GL Glamys24 Regular ·
Bonsoir Parigino, En 94 il n’y avait quasiment plus de tibétains à Xining. Tous les commerces étaient tenus par des Han. C’est ce génocide silencieux qui fait que je ne retournerai pas en Chine.Désormais les tibétains en exil sont plus nombreux que ceux qui résident au Tibet historique. Ils ont été délibérément submergés par des flots de Han attirés par des sursalaires, des exemptions fiscales ou des avantages sociaux tels que l’exonération de la règle de l’enfant unique il y a plus de 25 ans. A Labrang, des temples ont été reconstruits mais les logements des moines rasés au bulldozer. Dès qu’il y plus de trois moines, l’un d’entre eux est un fonctionnaire du ministère des minorités.
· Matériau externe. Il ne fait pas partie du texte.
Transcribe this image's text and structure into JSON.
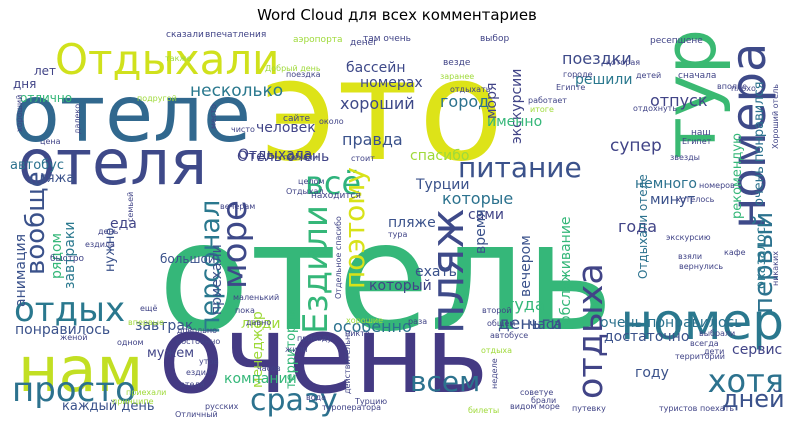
{
  "chart_data": {
    "type": "wordcloud",
    "title": "Word Cloud для всех комментариев",
    "words": [
      {
        "text": "отель",
        "color": "#35b779"
      },
      {
        "text": "очень",
        "color": "#443a83"
      },
      {
        "text": "это",
        "color": "#dde318"
      },
      {
        "text": "отеле",
        "color": "#31688e"
      },
      {
        "text": "нам",
        "color": "#c2df23"
      },
      {
        "text": "отеля",
        "color": "#3e4989"
      },
      {
        "text": "тур",
        "color": "#3ab972"
      },
      {
        "text": "номер",
        "color": "#2a788e"
      },
      {
        "text": "номера",
        "color": "#3e4a89"
      },
      {
        "text": "Отдыхали",
        "color": "#d0e11c"
      },
      {
        "text": "просто",
        "color": "#2c728e"
      },
      {
        "text": "всё",
        "color": "#2eb37c"
      },
      {
        "text": "пляж",
        "color": "#3e4a89"
      },
      {
        "text": "отдых",
        "color": "#2a788e"
      },
      {
        "text": "питание",
        "color": "#3b528b"
      },
      {
        "text": "отдыха",
        "color": "#414487"
      },
      {
        "text": "море",
        "color": "#3e4989"
      },
      {
        "text": "персонал",
        "color": "#2a788e"
      },
      {
        "text": "Ездили",
        "color": "#35b779"
      },
      {
        "text": "поэтому",
        "color": "#d8e219"
      },
      {
        "text": "хотя",
        "color": "#2c728e"
      },
      {
        "text": "сразу",
        "color": "#2c728e"
      },
      {
        "text": "всем",
        "color": "#2c728e"
      },
      {
        "text": "дней",
        "color": "#3b528b"
      },
      {
        "text": "первый",
        "color": "#2c728e"
      },
      {
        "text": "вообще",
        "color": "#3b528b"
      },
      {
        "text": "поездки",
        "color": "#3e4a89"
      },
      {
        "text": "несколько",
        "color": "#2a788e"
      },
      {
        "text": "хороший",
        "color": "#3e4989"
      },
      {
        "text": "человек",
        "color": "#414487"
      },
      {
        "text": "бассейн",
        "color": "#3e4989"
      },
      {
        "text": "номерах",
        "color": "#3e4989"
      },
      {
        "text": "город",
        "color": "#2c728e"
      },
      {
        "text": "правда",
        "color": "#3b528b"
      },
      {
        "text": "отпуск",
        "color": "#414487"
      },
      {
        "text": "решили",
        "color": "#2a788e"
      },
      {
        "text": "спасибо",
        "color": "#9fda3a"
      },
      {
        "text": "Турции",
        "color": "#3b528b"
      },
      {
        "text": "супер",
        "color": "#414487"
      },
      {
        "text": "немного",
        "color": "#2c728e"
      },
      {
        "text": "минут",
        "color": "#3b528b"
      },
      {
        "text": "Отель очень",
        "color": "#414487"
      },
      {
        "text": "которые",
        "color": "#2c728e"
      },
      {
        "text": "сами",
        "color": "#414487"
      },
      {
        "text": "пляже",
        "color": "#3b528b"
      },
      {
        "text": "года",
        "color": "#414487"
      },
      {
        "text": "ехать",
        "color": "#3b528b"
      },
      {
        "text": "который",
        "color": "#414487"
      },
      {
        "text": "время",
        "color": "#3b528b"
      },
      {
        "text": "вечером",
        "color": "#3b528b"
      },
      {
        "text": "обслуживание",
        "color": "#35b779"
      },
      {
        "text": "туда",
        "color": "#35b779"
      },
      {
        "text": "деньги",
        "color": "#3b528b"
      },
      {
        "text": "особенно",
        "color": "#2c728e"
      },
      {
        "text": "очень понравилось",
        "color": "#2c728e"
      },
      {
        "text": "завтрак",
        "color": "#3b528b"
      },
      {
        "text": "люди",
        "color": "#9fda3a"
      },
      {
        "text": "приехали",
        "color": "#3b528b"
      },
      {
        "text": "большой",
        "color": "#3b528b"
      },
      {
        "text": "еда",
        "color": "#414487"
      },
      {
        "text": "нужно",
        "color": "#3b528b"
      },
      {
        "text": "территории",
        "color": "#35b779"
      },
      {
        "text": "менеджер",
        "color": "#9fda3a"
      },
      {
        "text": "компании",
        "color": "#35b779"
      },
      {
        "text": "мужем",
        "color": "#414487"
      },
      {
        "text": "понравилось",
        "color": "#3b528b"
      },
      {
        "text": "каждый день",
        "color": "#3b528b"
      },
      {
        "text": "сервис",
        "color": "#414487"
      },
      {
        "text": "часа",
        "color": "#3b528b"
      },
      {
        "text": "достаточно",
        "color": "#3b528b"
      },
      {
        "text": "году",
        "color": "#3b528b"
      },
      {
        "text": "анимация",
        "color": "#3b528b"
      },
      {
        "text": "завтраки",
        "color": "#2a788e"
      },
      {
        "text": "рядом",
        "color": "#35b779"
      },
      {
        "text": "автобус",
        "color": "#2c728e"
      },
      {
        "text": "пляжа",
        "color": "#3b528b"
      },
      {
        "text": "Отдыхала",
        "color": "#414487"
      },
      {
        "text": "рекомендую",
        "color": "#35b779"
      },
      {
        "text": "очень понравился",
        "color": "#2c728e"
      },
      {
        "text": "оказалось",
        "color": "#2a788e"
      },
      {
        "text": "Отдыхали отеле",
        "color": "#2c728e"
      },
      {
        "text": "экскурсии",
        "color": "#414487"
      },
      {
        "text": "именно",
        "color": "#35b779"
      },
      {
        "text": "моря",
        "color": "#414487"
      },
      {
        "text": "дня",
        "color": "#414487"
      },
      {
        "text": "отлично",
        "color": "#35b779"
      },
      {
        "text": "лет",
        "color": "#414487"
      },
      {
        "text": "впечатления",
        "color": "#414487"
      },
      {
        "text": "аэропорта",
        "color": "#9fda3a"
      },
      {
        "text": "сказали",
        "color": "#414487"
      },
      {
        "text": "там очень",
        "color": "#414487"
      },
      {
        "text": "выбор",
        "color": "#414487"
      },
      {
        "text": "ресепшене",
        "color": "#414487"
      },
      {
        "text": "плохо",
        "color": "#414487"
      },
      {
        "text": "сначала",
        "color": "#414487"
      },
      {
        "text": "денег",
        "color": "#414487"
      },
      {
        "text": "везде",
        "color": "#414487"
      },
      {
        "text": "также",
        "color": "#9fda3a"
      },
      {
        "text": "поездка",
        "color": "#414487"
      },
      {
        "text": "Добрый день",
        "color": "#9fda3a"
      },
      {
        "text": "заранее",
        "color": "#9fda3a"
      },
      {
        "text": "отдыхать",
        "color": "#414487"
      },
      {
        "text": "работает",
        "color": "#414487"
      },
      {
        "text": "Египте",
        "color": "#414487"
      },
      {
        "text": "детей",
        "color": "#414487"
      },
      {
        "text": "городе",
        "color": "#414487"
      },
      {
        "text": "которая",
        "color": "#414487"
      },
      {
        "text": "итоге",
        "color": "#9fda3a"
      },
      {
        "text": "отдохнуть",
        "color": "#414487"
      },
      {
        "text": "сайте",
        "color": "#414487"
      },
      {
        "text": "около",
        "color": "#414487"
      },
      {
        "text": "чисто",
        "color": "#414487"
      },
      {
        "text": "далеко",
        "color": "#414487"
      },
      {
        "text": "место",
        "color": "#414487"
      },
      {
        "text": "подругой",
        "color": "#9fda3a"
      },
      {
        "text": "быстро",
        "color": "#414487"
      },
      {
        "text": "хороший",
        "color": "#414487"
      },
      {
        "text": "поехали",
        "color": "#414487"
      },
      {
        "text": "стоит",
        "color": "#414487"
      },
      {
        "text": "цена",
        "color": "#414487"
      },
      {
        "text": "звезды",
        "color": "#414487"
      },
      {
        "text": "наш",
        "color": "#414487"
      },
      {
        "text": "Египет",
        "color": "#414487"
      },
      {
        "text": "Хороший отель",
        "color": "#414487"
      },
      {
        "text": "номеров",
        "color": "#414487"
      },
      {
        "text": "хотелось",
        "color": "#414487"
      },
      {
        "text": "находится",
        "color": "#414487"
      },
      {
        "text": "целом",
        "color": "#414487"
      },
      {
        "text": "Отдыхал",
        "color": "#414487"
      },
      {
        "text": "Отдельное спасибо",
        "color": "#414487"
      },
      {
        "text": "тура",
        "color": "#414487"
      },
      {
        "text": "экскурсию",
        "color": "#414487"
      },
      {
        "text": "взяли",
        "color": "#414487"
      },
      {
        "text": "кафе",
        "color": "#414487"
      },
      {
        "text": "ездила",
        "color": "#414487"
      },
      {
        "text": "маленький",
        "color": "#414487"
      },
      {
        "text": "пока",
        "color": "#414487"
      },
      {
        "text": "никаких",
        "color": "#414487"
      },
      {
        "text": "вернулись",
        "color": "#414487"
      },
      {
        "text": "хорошие",
        "color": "#9fda3a"
      },
      {
        "text": "раза",
        "color": "#414487"
      },
      {
        "text": "никто",
        "color": "#414487"
      },
      {
        "text": "второй",
        "color": "#414487"
      },
      {
        "text": "общем",
        "color": "#414487"
      },
      {
        "text": "автобусе",
        "color": "#414487"
      },
      {
        "text": "довольно",
        "color": "#414487"
      },
      {
        "text": "постоянно",
        "color": "#414487"
      },
      {
        "text": "приезду",
        "color": "#414487"
      },
      {
        "text": "жили",
        "color": "#414487"
      },
      {
        "text": "утра",
        "color": "#414487"
      },
      {
        "text": "часов",
        "color": "#414487"
      },
      {
        "text": "действительно",
        "color": "#414487"
      },
      {
        "text": "Турцию",
        "color": "#414487"
      },
      {
        "text": "туроператора",
        "color": "#414487"
      },
      {
        "text": "русских",
        "color": "#414487"
      },
      {
        "text": "вода",
        "color": "#414487"
      },
      {
        "text": "неделе",
        "color": "#414487"
      },
      {
        "text": "видом море",
        "color": "#414487"
      },
      {
        "text": "советуе",
        "color": "#414487"
      },
      {
        "text": "брали",
        "color": "#414487"
      },
      {
        "text": "путевку",
        "color": "#414487"
      },
      {
        "text": "туристов",
        "color": "#414487"
      },
      {
        "text": "поехать",
        "color": "#414487"
      },
      {
        "text": "билеты",
        "color": "#9fda3a"
      },
      {
        "text": "территории",
        "color": "#414487"
      },
      {
        "text": "выбрали",
        "color": "#414487"
      },
      {
        "text": "всегда",
        "color": "#414487"
      },
      {
        "text": "дети",
        "color": "#414487"
      },
      {
        "text": "впервые",
        "color": "#9fda3a"
      },
      {
        "text": "ещё",
        "color": "#414487"
      },
      {
        "text": "отеля",
        "color": "#414487"
      },
      {
        "text": "ездили",
        "color": "#414487"
      },
      {
        "text": "принципе",
        "color": "#9fda3a"
      },
      {
        "text": "приехали",
        "color": "#9fda3a"
      },
      {
        "text": "семьей",
        "color": "#414487"
      },
      {
        "text": "день",
        "color": "#414487"
      },
      {
        "text": "женой",
        "color": "#414487"
      },
      {
        "text": "одном",
        "color": "#414487"
      },
      {
        "text": "вечерам",
        "color": "#414487"
      },
      {
        "text": "вполне",
        "color": "#414487"
      },
      {
        "text": "давно",
        "color": "#414487"
      },
      {
        "text": "отдыха",
        "color": "#9fda3a"
      },
      {
        "text": "Отличный",
        "color": "#414487"
      }
    ]
  }
}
Un truc pour le repérer : les vrais moines boudhistes tibétains parlent bien l’anglais. Celui qui annone est probablement un flic. Pour le gouvernement chinois, le problème tibétain est considéré comme réglé. Il y a bien cet hurluberlu de Dalaï-lama, mais il ne vivra pas éternellement et à sa mort les chinois désigneront son successeur, comme ils l’ont fait pour le n°2 du bouddhisme . Vous imaginez Trump désignant le prochain pape? Maintenant, la question va être celle des Uighurs et ça sera moins facile. Eux ne sont pas adeptes de la non-violence. Il faudra les mettre par millions dans des camps, bien sûr des camps de formation ou de rééducation par le travail. A Auchwitz aussi il était inscrit à l’entrée : le travail rend libre.
Jacques
FA FabGreg Globetrotter ·
En 94 il n’y avait quasiment plus de tibétains à Xining. Tous les commerces étaient tenus par des Han.

Pour le cas précis de Xining, la question tibétaine était déjà "réglée" avant les années 1930.

En sus de mes explications ci-auparavant, lire https://fr.m.wikipedia.org/wiki/Guerre_Qinghai-Tibet. Les autres grands gonpas du sud-est de l'Amdo ont été pillés et détruits dans les années 1930.

La domination han sur cette région est très ancienne. En témoigne le gonpa de Qutan / Qutan Si, relevant du bouddhisme tibétain mais construit à partir de 1392 sur le modèle de la Cité Interdite. Très inattendu.

Fabrice
S'exposer à l'Etranger lointain amène à mieux connaître et comprendre sa propre Culture.